24 June 2021
My placement: Using Transkribus to OCR Two Centuries of Indian Print
I began a work placement with the Two Centuries of Indian Print project from the British Library working with my supervisor (Digital Curator) Tom Derrick, to automatically transcribe the Library’s Bengali books digitised and catalogued as part of the project. The OCR application we use for transcription is Transkribus, a leading text recognition application for historical documents. We also use a Google Sheet to instantly update each book’s basic information and job status.
In the first two days, I accepted training in how to use the Transkribus application by a face-to-face (virtual) demonstration from my supervisor since I didn't know how to use OCR. He also provided a manual for me to refer to in my practice. There are three main steps to complete a book transcription: uploading books, running layout analysis, and running text detection. We upload books from the British Library’s IIIF image viewer to Transkribus. I needed to first confirm the name and digital system number of a book from our team’s shared Google Sheet so that I could find the digital content of this book within the BL online catalogue. I would record the number of pages the book has into the Google Sheet at the same time. Then I copied the URL of the IIIF manifest and import this book into the collection of our project in Transkribus. After that, I would run layout analysis in Transkribus. It usually takes several minutes to run, and the more pages there are the more time it will take. Perfect layout analysis is where there is one baseline for each line of text on a page.
Although Transkribus is trained on 100+ pages, it still makes mistakes due to multiple causes. Title or chapter headers whose font size differs significantly from other text sometimes would be missed; patterned dividers and borders in the title page will easily been incorrectly identified as text; sometimes the color of paper is too dark, making it difficult to recognize the text. In these cases, the user needs to manually revise the recognition result. After checking the quality of the text analysis, I could then run text recognition. The final step is to check the results of the text recognition and update the Google Sheet.
Above: A view of a book in the Transkribus application, showing the page images and transcription underneath
During the three weeks of the placement, I handled a total of twelve books. In addition to the regular progression patterns described earlier, I was fortunate to come across several books that required special handling and used them to learn how to handle various situations. For example, the image above shows the result of text recognition for a page of the first book I dealt with in Transkribus, Dhārāpāta: prathama bhāg. Pāṭhaśālastha śiśu digera śikshārtha/ Cintāmani Pāl. Every word in this book is very short and widely spaced, making it very difficult for Transkribus to identify the layout. Because the book is only 28 pages long, I manually labeled all the layouts.

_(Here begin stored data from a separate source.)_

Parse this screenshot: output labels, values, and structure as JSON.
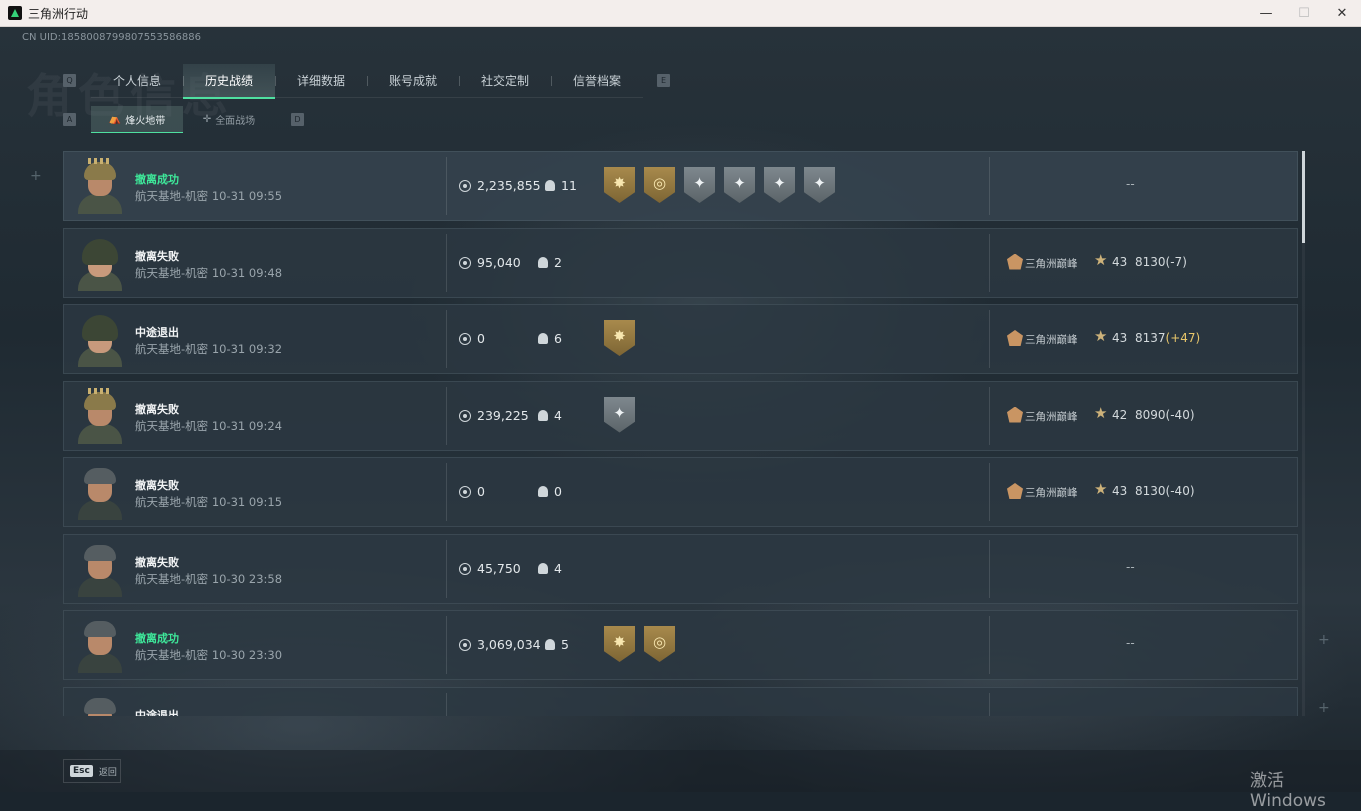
{
  "window": {
    "title": "三角洲行动",
    "controls": [
      "—",
      "☐",
      "✕"
    ]
  },
  "header": {
    "uid": "CN UID:1858008799807553586886",
    "watermark": "角色信息"
  },
  "tabs": {
    "left_key": "Q",
    "right_key": "E",
    "items": [
      "个人信息",
      "历史战绩",
      "详细数据",
      "账号成就",
      "社交定制",
      "信誉档案"
    ],
    "active_index": 1
  },
  "subtabs": {
    "left_key": "A",
    "right_key": "D",
    "items": [
      {
        "icon": "beacon-icon",
        "label": "烽火地带"
      },
      {
        "icon": "crosshair-icon",
        "label": "全面战场"
      }
    ]
  },
  "records": [
    {
      "status": "撤离成功",
      "success": true,
      "map": "航天基地-机密",
      "time": "10-31 09:55",
      "value": "2,235,855",
      "kills": "11",
      "badges": [
        "gold",
        "gold",
        "silver",
        "silver",
        "silver",
        "silver"
      ],
      "rank": null,
      "avatar": "crown"
    },
    {
      "status": "撤离失败",
      "success": false,
      "map": "航天基地-机密",
      "time": "10-31 09:48",
      "value": "95,040",
      "kills": "2",
      "badges": [],
      "rank": {
        "name": "三角洲巅峰",
        "level": "43",
        "points": "8130",
        "delta": "(-7)",
        "delta_positive": false
      },
      "avatar": "hood"
    },
    {
      "status": "中途退出",
      "success": false,
      "map": "航天基地-机密",
      "time": "10-31 09:32",
      "value": "0",
      "kills": "6",
      "badges": [
        "gold"
      ],
      "rank": {
        "name": "三角洲巅峰",
        "level": "43",
        "points": "8137",
        "delta": "(+47)",
        "delta_positive": true
      },
      "avatar": "hood"
    },
    {
      "status": "撤离失败",
      "success": false,
      "map": "航天基地-机密",
      "time": "10-31 09:24",
      "value": "239,225",
      "kills": "4",
      "badges": [
        "silver"
      ],
      "rank": {
        "name": "三角洲巅峰",
        "level": "42",
        "points": "8090",
        "delta": "(-40)",
        "delta_positive": false
      },
      "avatar": "crown"
    },
    {
      "status": "撤离失败",
      "success": false,
      "map": "航天基地-机密",
      "time": "10-31 09:15",
      "value": "0",
      "kills": "0",
      "badges": [],
      "rank": {
        "name": "三角洲巅峰",
        "level": "43",
        "points": "8130",
        "delta": "(-40)",
        "delta_positive": false
      },
      "avatar": "headset"
    },
    {
      "status": "撤离失败",
      "success": false,
      "map": "航天基地-机密",
      "time": "10-30 23:58",
      "value": "45,750",
      "kills": "4",
      "badges": [],
      "rank": null,
      "avatar": "headset"
    },
    {
      "status": "撤离成功",
      "success": true,
      "map": "航天基地-机密",
      "time": "10-30 23:30",
      "value": "3,069,034",
      "kills": "5",
      "badges": [
        "gold",
        "gold"
      ],
      "rank": null,
      "avatar": "headset"
    },
    {
      "status": "中途退出",
      "success": false,
      "map": "",
      "time": "",
      "value": "",
      "kills": "",
      "badges": [],
      "rank": null,
      "avatar": "headset"
    }
  ],
  "empty_rank": "--",
  "footer": {
    "esc_key": "Esc",
    "esc_label": "返回",
    "activation_notice": "激活 Windows"
  }
}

In addition to my work, I have had the pleasure of interacting with many British Library curators and investigators who are engaged in digitization. I attended a regular meeting of our project and learnt the division of labor of the digital project members. Besides, my supervisor Tom contacted some colleagues who work related to the digitization of Chinese collections and provided me with the opportunity to meet them, which has benefited me a lot.

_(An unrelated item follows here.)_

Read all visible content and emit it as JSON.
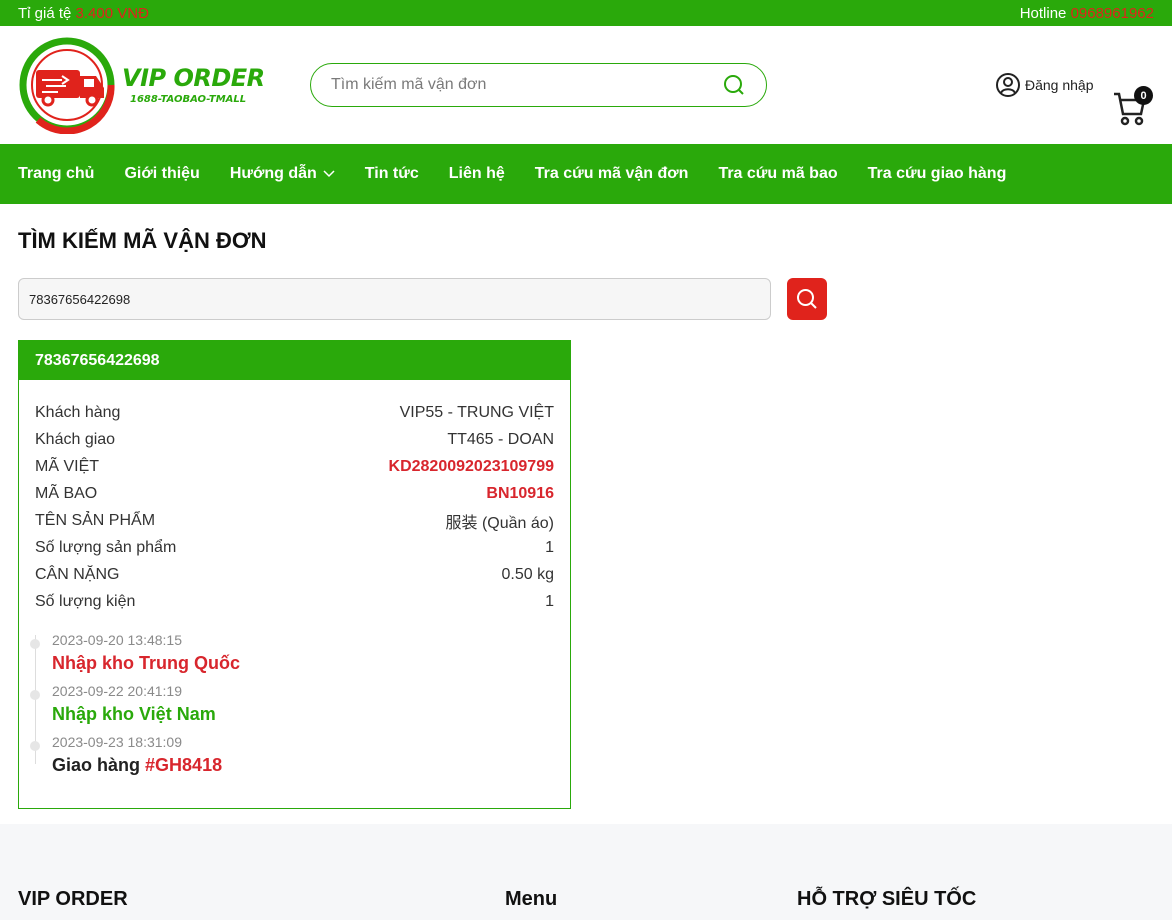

The Principal Investigator for our 2CIP project, Adi, who also has been involved with research and development of Chinese OCR/HTR at the British Library, shared with me the challenges of Chinese OCR/HTR and the progress of current research at the British Library.
Curator for the International Dunhuang Project, Melodie, and a project manager, Tan, presented the research content and outcomes of the project. This project has many partner institutions in different countries that have collections related to the Silk Road. It is a very meaningful digitization project and I admire the development of this project.
The lead Curator for the British Library’s Chinese collections, Sara, introduced different types of Chinese collections and some representative collections in the British Library to me. She also shared with me the objective problems they would encounter when digitizing collections.
Three weeks passed quickly and I gained a lot from my experience at the British Library. In addition to the specifics of how to use Transkribus for text recognition, I have learned about the achievements and problems faced in digitizing Chinese collections from a variety of perspectives.
This is a guest post by UCL Digital Humanities MSc student Xinran Gu.